Identifying rows and columns of a matrix that satisfy a specific feature

One possibility is:

z = Position[mat, {0 ..}];
c = Position[Transpose@mat, {0 ..}];

Delete[Transpose@Delete[mat // Transpose, c], z]

An alternative is:

Select[Transpose[Select[mat, Not[And @@ PossibleZeroQ[#]] &]], 
  Not[And @@ PossibleZeroQ[#]] &] // Transpose

nonzerorows = Flatten @ Position[mat, Except @ {0 ..}, 1, Heads -> False]

{1, 2, 3, 5, 6, 7, 9, 10, 11, 13, 14, 15}

nonzerocols = Flatten @ Position[Transpose @ mat, Except @ {0 ..}, 1, Heads -> False]
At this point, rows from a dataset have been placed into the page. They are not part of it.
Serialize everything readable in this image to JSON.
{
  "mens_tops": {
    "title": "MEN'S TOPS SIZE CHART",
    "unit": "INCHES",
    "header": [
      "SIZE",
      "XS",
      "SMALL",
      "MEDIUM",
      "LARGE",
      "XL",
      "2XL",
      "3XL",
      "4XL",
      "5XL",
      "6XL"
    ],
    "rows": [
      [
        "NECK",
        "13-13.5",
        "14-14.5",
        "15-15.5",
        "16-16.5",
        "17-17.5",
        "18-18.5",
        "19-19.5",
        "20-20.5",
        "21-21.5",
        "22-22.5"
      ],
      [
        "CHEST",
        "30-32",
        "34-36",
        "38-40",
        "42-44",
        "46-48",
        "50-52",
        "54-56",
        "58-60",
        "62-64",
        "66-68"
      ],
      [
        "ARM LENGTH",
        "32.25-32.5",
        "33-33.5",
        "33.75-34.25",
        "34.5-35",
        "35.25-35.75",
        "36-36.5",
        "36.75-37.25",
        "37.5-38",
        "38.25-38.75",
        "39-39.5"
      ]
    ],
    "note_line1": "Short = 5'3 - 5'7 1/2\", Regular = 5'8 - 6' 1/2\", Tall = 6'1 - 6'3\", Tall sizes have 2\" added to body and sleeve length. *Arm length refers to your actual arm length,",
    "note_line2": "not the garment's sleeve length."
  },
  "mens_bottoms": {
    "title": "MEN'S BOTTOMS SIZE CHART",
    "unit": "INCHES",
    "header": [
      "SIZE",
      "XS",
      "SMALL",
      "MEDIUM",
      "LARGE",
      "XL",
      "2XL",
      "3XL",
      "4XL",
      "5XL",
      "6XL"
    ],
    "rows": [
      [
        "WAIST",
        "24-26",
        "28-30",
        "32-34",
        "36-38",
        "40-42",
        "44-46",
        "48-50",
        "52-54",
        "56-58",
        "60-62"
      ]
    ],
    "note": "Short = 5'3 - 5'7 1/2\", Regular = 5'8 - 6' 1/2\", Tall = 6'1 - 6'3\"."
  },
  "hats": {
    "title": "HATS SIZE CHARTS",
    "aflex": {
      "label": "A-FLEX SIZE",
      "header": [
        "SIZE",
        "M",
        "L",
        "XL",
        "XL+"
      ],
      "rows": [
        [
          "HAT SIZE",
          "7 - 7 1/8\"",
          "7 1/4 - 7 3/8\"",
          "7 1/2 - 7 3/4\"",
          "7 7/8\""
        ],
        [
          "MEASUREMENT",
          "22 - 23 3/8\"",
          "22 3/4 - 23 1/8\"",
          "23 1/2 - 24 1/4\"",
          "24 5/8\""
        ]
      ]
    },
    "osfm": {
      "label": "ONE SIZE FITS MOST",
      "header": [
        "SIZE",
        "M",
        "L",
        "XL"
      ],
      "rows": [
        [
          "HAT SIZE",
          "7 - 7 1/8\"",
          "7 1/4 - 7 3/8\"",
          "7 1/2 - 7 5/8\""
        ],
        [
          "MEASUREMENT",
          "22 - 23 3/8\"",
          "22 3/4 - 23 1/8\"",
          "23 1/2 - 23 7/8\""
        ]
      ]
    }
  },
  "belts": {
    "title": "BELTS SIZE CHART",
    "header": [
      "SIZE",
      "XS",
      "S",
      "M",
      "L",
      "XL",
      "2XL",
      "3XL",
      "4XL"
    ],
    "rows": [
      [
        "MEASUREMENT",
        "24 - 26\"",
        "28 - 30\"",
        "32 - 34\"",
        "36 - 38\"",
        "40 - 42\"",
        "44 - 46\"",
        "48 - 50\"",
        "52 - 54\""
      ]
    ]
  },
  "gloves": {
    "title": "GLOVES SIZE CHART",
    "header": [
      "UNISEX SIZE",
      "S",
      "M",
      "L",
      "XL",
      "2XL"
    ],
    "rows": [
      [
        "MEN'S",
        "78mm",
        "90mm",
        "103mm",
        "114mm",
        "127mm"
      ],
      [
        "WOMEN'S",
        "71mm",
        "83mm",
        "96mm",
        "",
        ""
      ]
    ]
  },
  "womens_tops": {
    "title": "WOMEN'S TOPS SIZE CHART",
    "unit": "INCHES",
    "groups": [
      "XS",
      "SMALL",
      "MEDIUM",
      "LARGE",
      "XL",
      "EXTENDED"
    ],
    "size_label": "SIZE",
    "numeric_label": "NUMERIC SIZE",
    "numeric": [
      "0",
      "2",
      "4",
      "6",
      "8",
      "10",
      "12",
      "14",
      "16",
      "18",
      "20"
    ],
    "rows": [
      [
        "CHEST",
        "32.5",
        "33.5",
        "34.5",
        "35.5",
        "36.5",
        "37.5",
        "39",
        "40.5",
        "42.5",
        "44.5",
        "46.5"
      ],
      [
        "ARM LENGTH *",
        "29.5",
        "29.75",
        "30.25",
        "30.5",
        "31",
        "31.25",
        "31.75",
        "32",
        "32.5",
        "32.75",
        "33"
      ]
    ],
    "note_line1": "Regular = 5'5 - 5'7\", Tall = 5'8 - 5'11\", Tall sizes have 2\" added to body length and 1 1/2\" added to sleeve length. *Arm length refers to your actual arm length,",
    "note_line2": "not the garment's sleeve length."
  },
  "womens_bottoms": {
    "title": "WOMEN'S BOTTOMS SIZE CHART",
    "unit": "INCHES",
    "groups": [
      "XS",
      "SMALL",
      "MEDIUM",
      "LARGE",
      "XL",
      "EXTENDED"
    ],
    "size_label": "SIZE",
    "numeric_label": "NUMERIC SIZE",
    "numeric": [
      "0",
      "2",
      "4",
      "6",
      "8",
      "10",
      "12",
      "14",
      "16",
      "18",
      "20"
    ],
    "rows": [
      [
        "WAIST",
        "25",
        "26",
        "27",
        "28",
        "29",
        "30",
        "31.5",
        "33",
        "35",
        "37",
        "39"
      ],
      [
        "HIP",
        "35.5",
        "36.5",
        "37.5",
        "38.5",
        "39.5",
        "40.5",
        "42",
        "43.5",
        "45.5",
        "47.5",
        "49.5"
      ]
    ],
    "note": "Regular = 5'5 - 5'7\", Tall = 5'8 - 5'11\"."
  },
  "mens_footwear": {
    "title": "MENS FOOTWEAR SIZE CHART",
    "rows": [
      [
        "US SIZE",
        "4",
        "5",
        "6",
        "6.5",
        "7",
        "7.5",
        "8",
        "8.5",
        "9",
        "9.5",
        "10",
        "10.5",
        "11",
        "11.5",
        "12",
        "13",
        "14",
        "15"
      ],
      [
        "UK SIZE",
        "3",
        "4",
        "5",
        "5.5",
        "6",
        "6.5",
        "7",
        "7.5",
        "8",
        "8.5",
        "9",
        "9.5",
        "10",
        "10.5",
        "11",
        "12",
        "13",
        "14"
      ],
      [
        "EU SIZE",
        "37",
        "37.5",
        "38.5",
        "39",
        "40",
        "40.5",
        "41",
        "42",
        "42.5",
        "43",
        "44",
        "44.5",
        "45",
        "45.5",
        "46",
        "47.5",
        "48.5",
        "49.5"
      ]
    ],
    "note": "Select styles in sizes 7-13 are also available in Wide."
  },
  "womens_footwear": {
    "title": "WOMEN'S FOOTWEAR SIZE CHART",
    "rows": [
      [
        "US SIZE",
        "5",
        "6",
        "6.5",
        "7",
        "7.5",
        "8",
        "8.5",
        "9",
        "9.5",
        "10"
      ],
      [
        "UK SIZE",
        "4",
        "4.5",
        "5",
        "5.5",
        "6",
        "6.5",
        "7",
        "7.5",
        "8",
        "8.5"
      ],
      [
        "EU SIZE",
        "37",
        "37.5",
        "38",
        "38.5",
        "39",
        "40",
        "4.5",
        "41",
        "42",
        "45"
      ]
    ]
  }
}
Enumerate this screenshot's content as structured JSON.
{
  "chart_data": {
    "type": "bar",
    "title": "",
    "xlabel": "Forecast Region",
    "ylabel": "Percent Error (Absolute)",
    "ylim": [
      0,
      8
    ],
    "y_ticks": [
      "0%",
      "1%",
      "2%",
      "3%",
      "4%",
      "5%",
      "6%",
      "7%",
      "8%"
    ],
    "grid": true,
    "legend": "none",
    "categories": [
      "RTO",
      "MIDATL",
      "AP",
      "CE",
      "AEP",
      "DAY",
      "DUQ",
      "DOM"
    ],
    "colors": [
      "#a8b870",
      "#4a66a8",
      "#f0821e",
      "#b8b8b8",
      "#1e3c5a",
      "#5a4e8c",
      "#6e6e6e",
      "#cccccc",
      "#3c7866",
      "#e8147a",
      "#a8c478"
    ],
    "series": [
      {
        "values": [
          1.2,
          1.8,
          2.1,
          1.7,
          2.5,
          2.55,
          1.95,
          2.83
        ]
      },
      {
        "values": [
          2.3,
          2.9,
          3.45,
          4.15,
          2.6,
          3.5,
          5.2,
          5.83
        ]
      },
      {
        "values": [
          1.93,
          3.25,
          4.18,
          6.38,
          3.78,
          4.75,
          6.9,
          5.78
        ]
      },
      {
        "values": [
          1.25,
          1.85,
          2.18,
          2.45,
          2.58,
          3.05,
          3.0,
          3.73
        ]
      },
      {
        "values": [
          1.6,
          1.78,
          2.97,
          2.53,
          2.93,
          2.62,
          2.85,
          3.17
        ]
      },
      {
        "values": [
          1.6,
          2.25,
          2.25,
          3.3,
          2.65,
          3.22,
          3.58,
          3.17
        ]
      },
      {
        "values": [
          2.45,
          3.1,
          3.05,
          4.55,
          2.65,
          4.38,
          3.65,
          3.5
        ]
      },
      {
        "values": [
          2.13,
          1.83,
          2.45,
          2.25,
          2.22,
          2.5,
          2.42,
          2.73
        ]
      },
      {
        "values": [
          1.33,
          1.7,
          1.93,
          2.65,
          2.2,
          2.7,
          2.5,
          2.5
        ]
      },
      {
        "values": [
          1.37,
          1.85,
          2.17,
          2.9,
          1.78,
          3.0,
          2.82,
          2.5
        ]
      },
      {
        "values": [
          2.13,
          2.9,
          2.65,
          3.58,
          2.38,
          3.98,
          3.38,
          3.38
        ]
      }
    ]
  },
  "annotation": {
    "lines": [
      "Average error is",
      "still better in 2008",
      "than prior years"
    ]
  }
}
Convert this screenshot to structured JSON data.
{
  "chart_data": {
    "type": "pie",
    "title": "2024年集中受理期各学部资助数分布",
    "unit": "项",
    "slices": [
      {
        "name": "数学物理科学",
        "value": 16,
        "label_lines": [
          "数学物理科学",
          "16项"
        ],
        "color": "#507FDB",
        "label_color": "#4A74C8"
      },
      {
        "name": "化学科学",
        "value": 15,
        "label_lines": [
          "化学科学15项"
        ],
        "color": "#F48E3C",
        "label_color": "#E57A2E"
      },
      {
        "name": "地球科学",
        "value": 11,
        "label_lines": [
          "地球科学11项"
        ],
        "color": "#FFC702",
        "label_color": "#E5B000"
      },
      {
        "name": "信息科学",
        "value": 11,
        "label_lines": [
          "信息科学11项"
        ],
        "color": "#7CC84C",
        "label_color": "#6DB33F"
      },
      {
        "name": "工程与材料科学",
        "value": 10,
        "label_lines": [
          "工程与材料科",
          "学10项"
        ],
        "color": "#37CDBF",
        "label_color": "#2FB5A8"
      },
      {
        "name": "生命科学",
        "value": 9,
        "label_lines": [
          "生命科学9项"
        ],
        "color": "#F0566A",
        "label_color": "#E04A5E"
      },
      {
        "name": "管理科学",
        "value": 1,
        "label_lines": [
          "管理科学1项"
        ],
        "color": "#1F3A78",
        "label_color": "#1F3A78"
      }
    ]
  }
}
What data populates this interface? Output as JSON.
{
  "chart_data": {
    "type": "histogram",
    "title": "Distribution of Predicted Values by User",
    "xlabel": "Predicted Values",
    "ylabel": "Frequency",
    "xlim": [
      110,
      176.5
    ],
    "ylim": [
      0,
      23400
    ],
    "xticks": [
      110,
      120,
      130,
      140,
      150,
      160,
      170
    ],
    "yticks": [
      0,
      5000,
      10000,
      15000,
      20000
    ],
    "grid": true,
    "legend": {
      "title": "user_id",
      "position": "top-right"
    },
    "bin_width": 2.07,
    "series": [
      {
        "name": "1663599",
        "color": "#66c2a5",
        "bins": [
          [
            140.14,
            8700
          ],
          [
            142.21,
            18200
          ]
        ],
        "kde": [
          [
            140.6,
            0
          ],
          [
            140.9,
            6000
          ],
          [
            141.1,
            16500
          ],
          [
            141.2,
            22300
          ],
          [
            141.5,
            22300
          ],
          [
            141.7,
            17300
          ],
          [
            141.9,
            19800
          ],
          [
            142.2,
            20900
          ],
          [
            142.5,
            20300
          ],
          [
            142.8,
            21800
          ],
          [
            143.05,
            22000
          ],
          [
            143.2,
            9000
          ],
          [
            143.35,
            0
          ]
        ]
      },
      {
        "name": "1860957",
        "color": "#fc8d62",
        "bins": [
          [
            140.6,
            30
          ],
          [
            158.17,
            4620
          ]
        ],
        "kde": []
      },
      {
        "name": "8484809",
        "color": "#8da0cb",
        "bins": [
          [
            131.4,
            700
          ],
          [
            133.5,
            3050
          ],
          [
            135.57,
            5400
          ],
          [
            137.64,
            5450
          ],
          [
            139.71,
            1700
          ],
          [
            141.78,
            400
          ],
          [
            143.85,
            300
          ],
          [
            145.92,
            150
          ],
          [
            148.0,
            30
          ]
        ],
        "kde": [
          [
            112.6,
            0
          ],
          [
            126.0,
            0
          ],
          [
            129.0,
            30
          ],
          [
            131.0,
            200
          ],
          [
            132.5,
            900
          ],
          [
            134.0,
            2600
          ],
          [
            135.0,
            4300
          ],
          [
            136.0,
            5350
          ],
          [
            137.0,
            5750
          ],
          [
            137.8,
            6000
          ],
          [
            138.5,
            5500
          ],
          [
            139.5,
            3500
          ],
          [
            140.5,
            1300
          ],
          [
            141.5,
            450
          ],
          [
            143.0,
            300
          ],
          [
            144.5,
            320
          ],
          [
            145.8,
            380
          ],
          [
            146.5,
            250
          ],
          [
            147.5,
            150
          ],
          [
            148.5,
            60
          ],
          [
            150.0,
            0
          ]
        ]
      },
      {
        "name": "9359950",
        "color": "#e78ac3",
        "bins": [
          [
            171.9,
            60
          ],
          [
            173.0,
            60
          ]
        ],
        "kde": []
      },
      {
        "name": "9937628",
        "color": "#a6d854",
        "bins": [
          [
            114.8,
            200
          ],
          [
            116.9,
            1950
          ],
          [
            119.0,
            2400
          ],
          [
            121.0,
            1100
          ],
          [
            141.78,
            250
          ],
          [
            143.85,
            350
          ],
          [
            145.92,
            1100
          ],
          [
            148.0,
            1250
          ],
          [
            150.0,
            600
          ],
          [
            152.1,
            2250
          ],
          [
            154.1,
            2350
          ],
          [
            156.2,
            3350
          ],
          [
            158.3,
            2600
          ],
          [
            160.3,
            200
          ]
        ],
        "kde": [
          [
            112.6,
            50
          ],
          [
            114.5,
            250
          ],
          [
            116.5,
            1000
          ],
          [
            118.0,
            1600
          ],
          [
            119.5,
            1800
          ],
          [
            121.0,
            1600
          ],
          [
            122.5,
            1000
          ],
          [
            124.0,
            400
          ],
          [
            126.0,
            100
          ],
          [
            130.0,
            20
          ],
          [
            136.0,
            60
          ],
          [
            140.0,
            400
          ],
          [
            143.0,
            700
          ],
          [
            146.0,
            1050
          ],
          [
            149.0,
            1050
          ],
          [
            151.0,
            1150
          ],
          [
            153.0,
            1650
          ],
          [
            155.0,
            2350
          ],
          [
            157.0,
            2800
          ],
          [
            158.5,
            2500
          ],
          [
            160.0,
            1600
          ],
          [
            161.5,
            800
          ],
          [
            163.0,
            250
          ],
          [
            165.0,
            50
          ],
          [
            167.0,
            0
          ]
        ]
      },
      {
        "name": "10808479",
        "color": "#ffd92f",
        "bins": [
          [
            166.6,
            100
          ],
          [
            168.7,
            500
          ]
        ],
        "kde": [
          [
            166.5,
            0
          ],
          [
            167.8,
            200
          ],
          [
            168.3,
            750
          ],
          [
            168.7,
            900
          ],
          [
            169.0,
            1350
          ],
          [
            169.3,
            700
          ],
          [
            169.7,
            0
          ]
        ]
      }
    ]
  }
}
{1, 2, 3, 5, 6, 7, 9, 10, 11, 13, 14, 15}

mat1 = mat[[nonzerorows, nonzerocols]];

mat1 // MatrixForm

{zerorows, zerocols} = MapThread[Complement[Range @ # @ Dimensions[mat], #2] &, 
  {{First, Last}, {nonzerorows, nonzerocols}}]

 {{4, 8, 12, 16}, {4, 8, 12, 16}}

mat2 = DeleteCases[{}] @ ReplacePart[mat, 
   {Alternatives @@ zerorows, _} | {_, Alternatives @@ zerocols} -> Nothing];

mat2 == mat1

 True

You can get the final matrix directly using

mat3 = Nest[DeleteCases[{0 ..}] @* Transpose, mat, 2]

mat3 == mat1

True

A row of all zeros also sums to zero... so you can apply Total to sum the elements of each row and then select the positions that are zero:

Position[Total[mat], _?((# == 0) &)]

{{4}, {8}, {12}, {16}}

If you just want the row numbers, you can Flatten. For columns, do the same thing to the transpose of mat. If your matrix has both positive and negative entries, apply Abs to mat.